Quando entrardes na Igreja,

Eleve teu coração a Cristo;

Então, ergue teus olhos para a cruz, 

E ajoelha-te sobre ambos os joelhos,

Ora então para que Ele te ajude a agir

De acordo com a lei da santa Igreja,

E guarda os dez mandamentos

Que Deus legou a todos os homens.


Do Manuscrito Cooke (1410), destacamos o início: 


Demos graças a Deus, nosso Pai Glorioso, criador do Céu e da Terra e de tudo o que neles está, e que Ele conhece (pela virtude) de Sua Gloriosa Divindade...


É evidente que nos Manuscritos - também conhecidos como Limites ou Landmarks - da antiga Maçonaria Operativa ou de Ofício, a noção de religiosidade e exortações para obedecer à lei de Deus (inclusive a devoção à Santíssima Virgem e à Igreja) estão muito presentes em todos eles, juntamente com uma narrativa mítica comum em quase todas essas antigas regras, relacionada às 7 Ciências ou Artes Liberais. 
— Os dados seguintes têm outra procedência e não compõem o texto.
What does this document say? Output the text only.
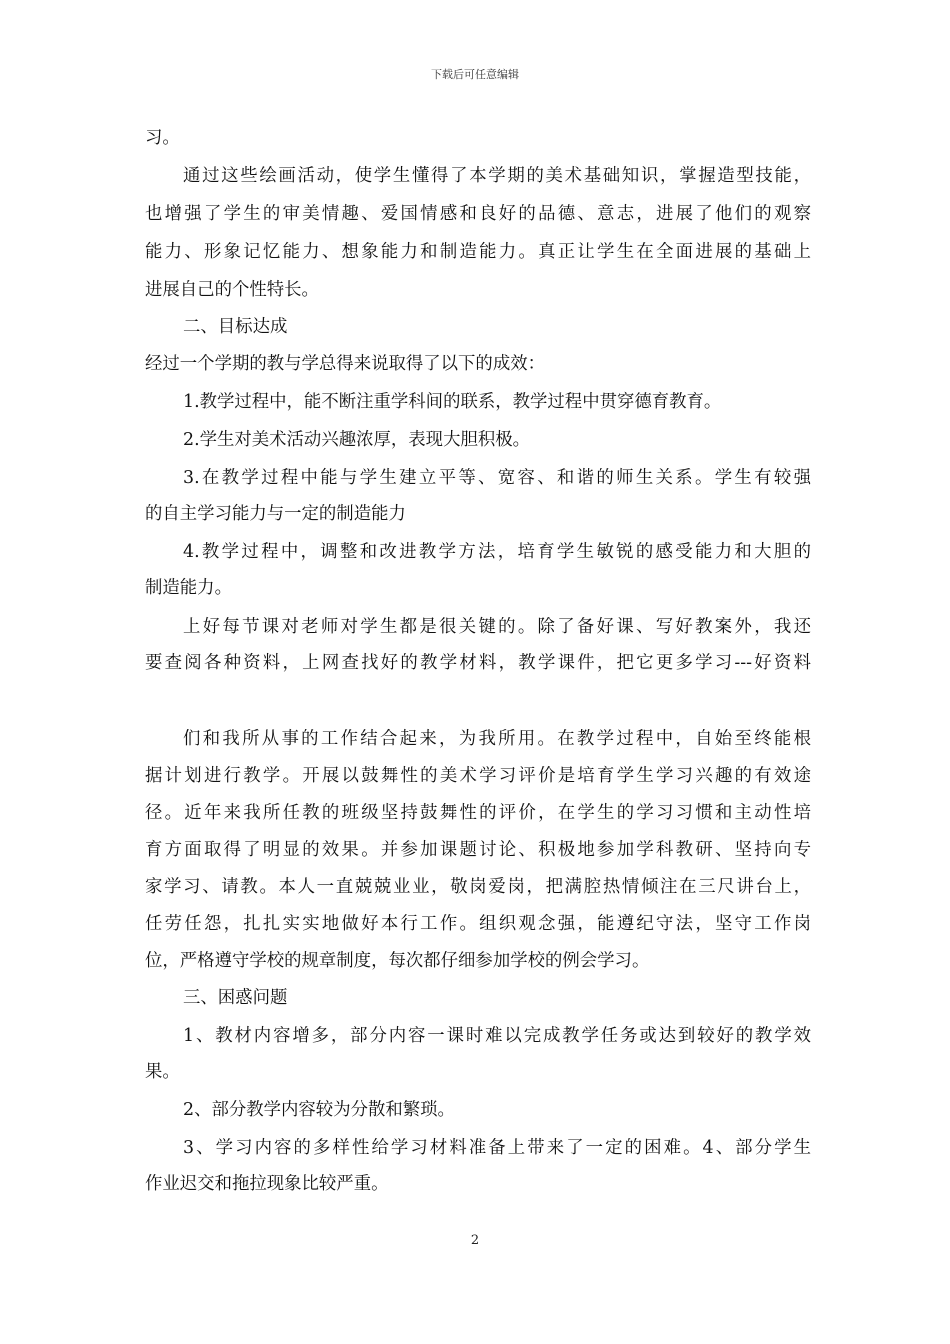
下载后可任意编辑
习。
通过这些绘画活动，使学生懂得了本学期的美术基础知识，掌握造型技能，
也增强了学生的审美情趣、爱国情感和良好的品德、意志，进展了他们的观察
能力、形象记忆能力、想象能力和制造能力。真正让学生在全面进展的基础上
进展自己的个性特长。
二、目标达成
经过一个学期的教与学总得来说取得了以下的成效：
1.教学过程中，能不断注重学科间的联系，教学过程中贯穿德育教育。
2.学生对美术活动兴趣浓厚，表现大胆积极。
3.在教学过程中能与学生建立平等、宽容、和谐的师生关系。学生有较强
的自主学习能力与一定的制造能力
4.教学过程中，调整和改进教学方法，培育学生敏锐的感受能力和大胆的
制造能力。
上好每节课对老师对学生都是很关键的。除了备好课、写好教案外，我还
要查阅各种资料，上网查找好的教学材料，教学课件，把它更多学习---好资料
们和我所从事的工作结合起来，为我所用。在教学过程中，自始至终能根
据计划进行教学。开展以鼓舞性的美术学习评价是培育学生学习兴趣的有效途
径。近年来我所任教的班级坚持鼓舞性的评价，在学生的学习习惯和主动性培
育方面取得了明显的效果。并参加课题讨论、积极地参加学科教研、坚持向专
家学习、请教。本人一直兢兢业业，敬岗爱岗，把满腔热情倾注在三尺讲台上，
任劳任怨，扎扎实实地做好本行工作。组织观念强，能遵纪守法，坚守工作岗
位，严格遵守学校的规章制度，每次都仔细参加学校的例会学习。
三、困惑问题
1、教材内容增多，部分内容一课时难以完成教学任务或达到较好的教学效
果。
2、部分教学内容较为分散和繁琐。
3、学习内容的多样性给学习材料准备上带来了一定的困难。4、部分学生
作业迟交和拖拉现象比较严重。
2
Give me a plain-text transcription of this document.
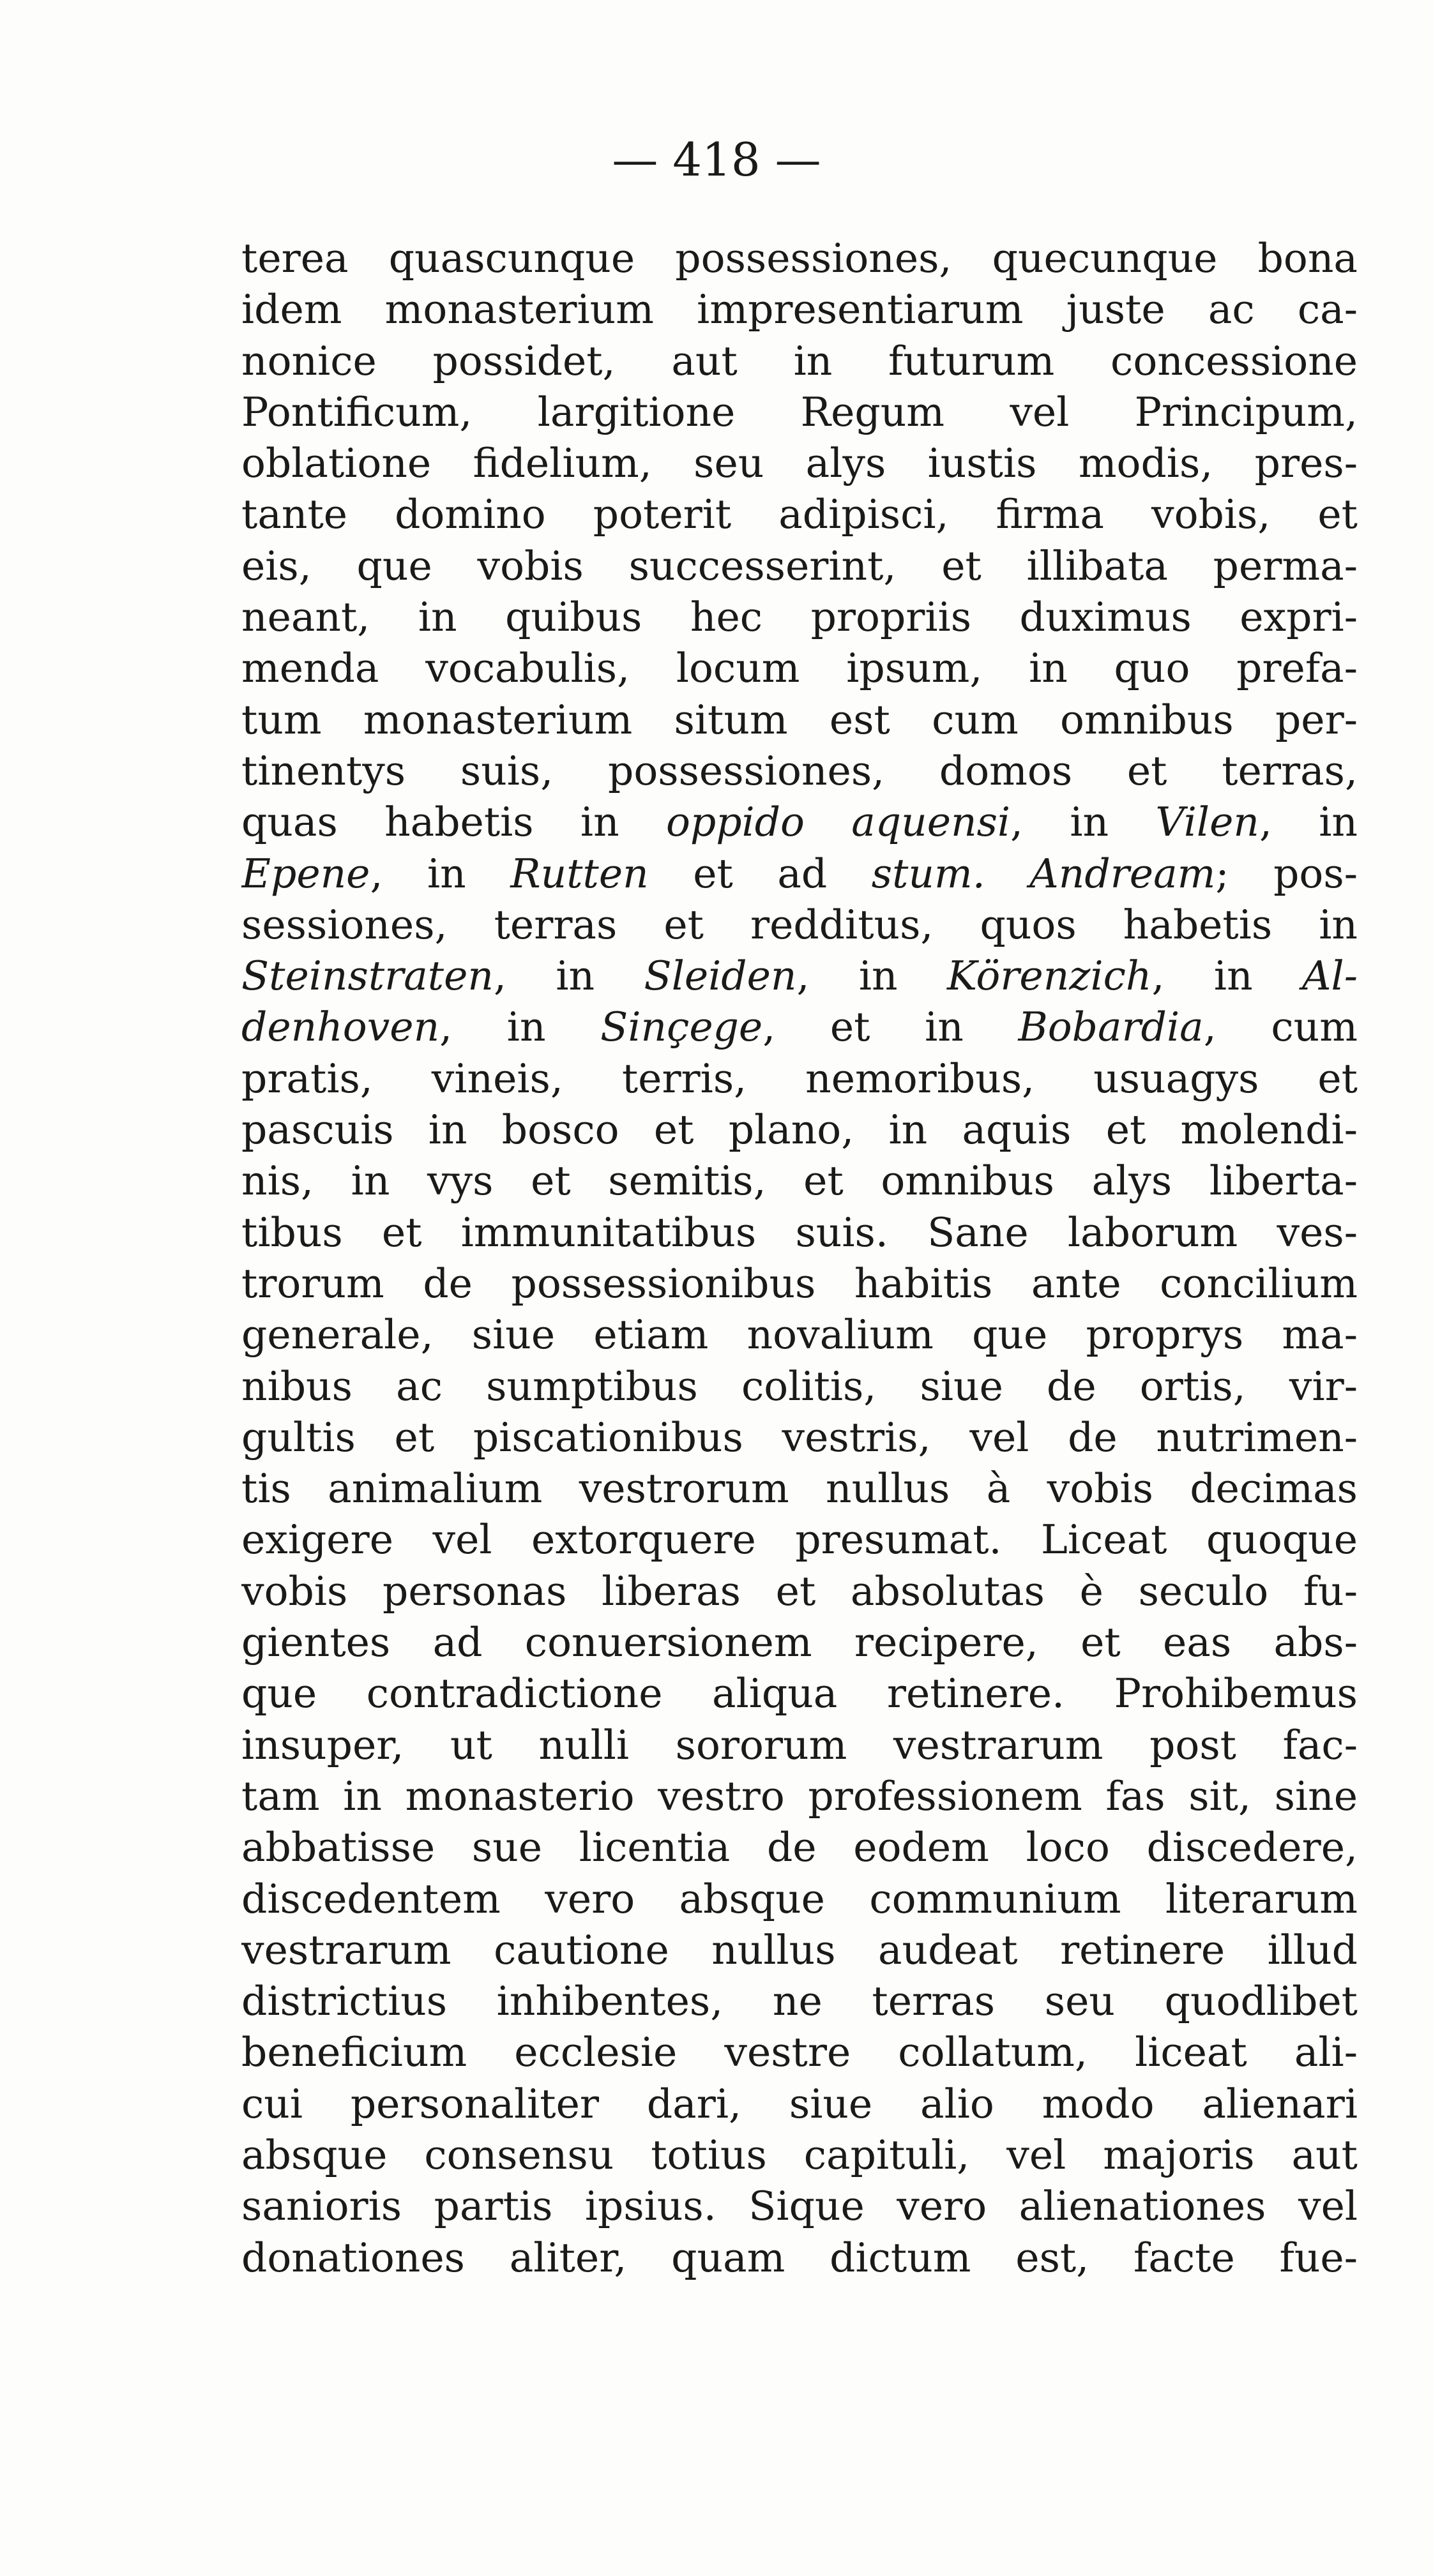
— 418 —
terea quascunque possessiones, quecunque bona
idem monasterium impresentiarum juste ac ca-
nonice possidet, aut in futurum concessione
Pontificum, largitione Regum vel Principum,
oblatione fidelium, seu alys iustis modis, pres-
tante domino poterit adipisci, firma vobis, et
eis, que vobis successerint, et illibata perma-
neant, in quibus hec propriis duximus expri-
menda vocabulis, locum ipsum, in quo prefa-
tum monasterium situm est cum omnibus per-
tinentys suis, possessiones, domos et terras,
quas habetis in oppido aquensi, in Vilen, in
Epene, in Rutten et ad stum. Andream; pos-
sessiones, terras et redditus, quos habetis in
Steinstraten, in Sleiden, in Körenzich, in Al-
denhoven, in Sinçege, et in Bobardia, cum
pratis, vineis, terris, nemoribus, usuagys et
pascuis in bosco et plano, in aquis et molendi-
nis, in vys et semitis, et omnibus alys liberta-
tibus et immunitatibus suis. Sane laborum ves-
trorum de possessionibus habitis ante concilium
generale, siue etiam novalium que proprys ma-
nibus ac sumptibus colitis, siue de ortis, vir-
gultis et piscationibus vestris, vel de nutrimen-
tis animalium vestrorum nullus à vobis decimas
exigere vel extorquere presumat. Liceat quoque
vobis personas liberas et absolutas è seculo fu-
gientes ad conuersionem recipere, et eas abs-
que contradictione aliqua retinere. Prohibemus
insuper, ut nulli sororum vestrarum post fac-
tam in monasterio vestro professionem fas sit, sine
abbatisse sue licentia de eodem loco discedere,
discedentem vero absque communium literarum
vestrarum cautione nullus audeat retinere illud
districtius inhibentes, ne terras seu quodlibet
beneficium ecclesie vestre collatum, liceat ali-
cui personaliter dari, siue alio modo alienari
absque consensu totius capituli, vel majoris aut
sanioris partis ipsius. Sique vero alienationes vel
donationes aliter, quam dictum est, facte fue-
Diferentes autores consideraram que as Constituições de Anderson de 1723, em comparação com constituições anteriores mais antigas, passaram por um processo de descristianização, favorecendo uma religião natural. Isso foi possibilitado pela ambiguidade em sua redação, que deixou portas e janelas abertas, permitindo interpretações múltiplas e diversas, que variam desde um teísmo até um "crie o que melhor lhe parecer" contanto que não seja proclamado muito alto. Isso tem mais a ver com uma construção filosófica do que com uma religião positiva. 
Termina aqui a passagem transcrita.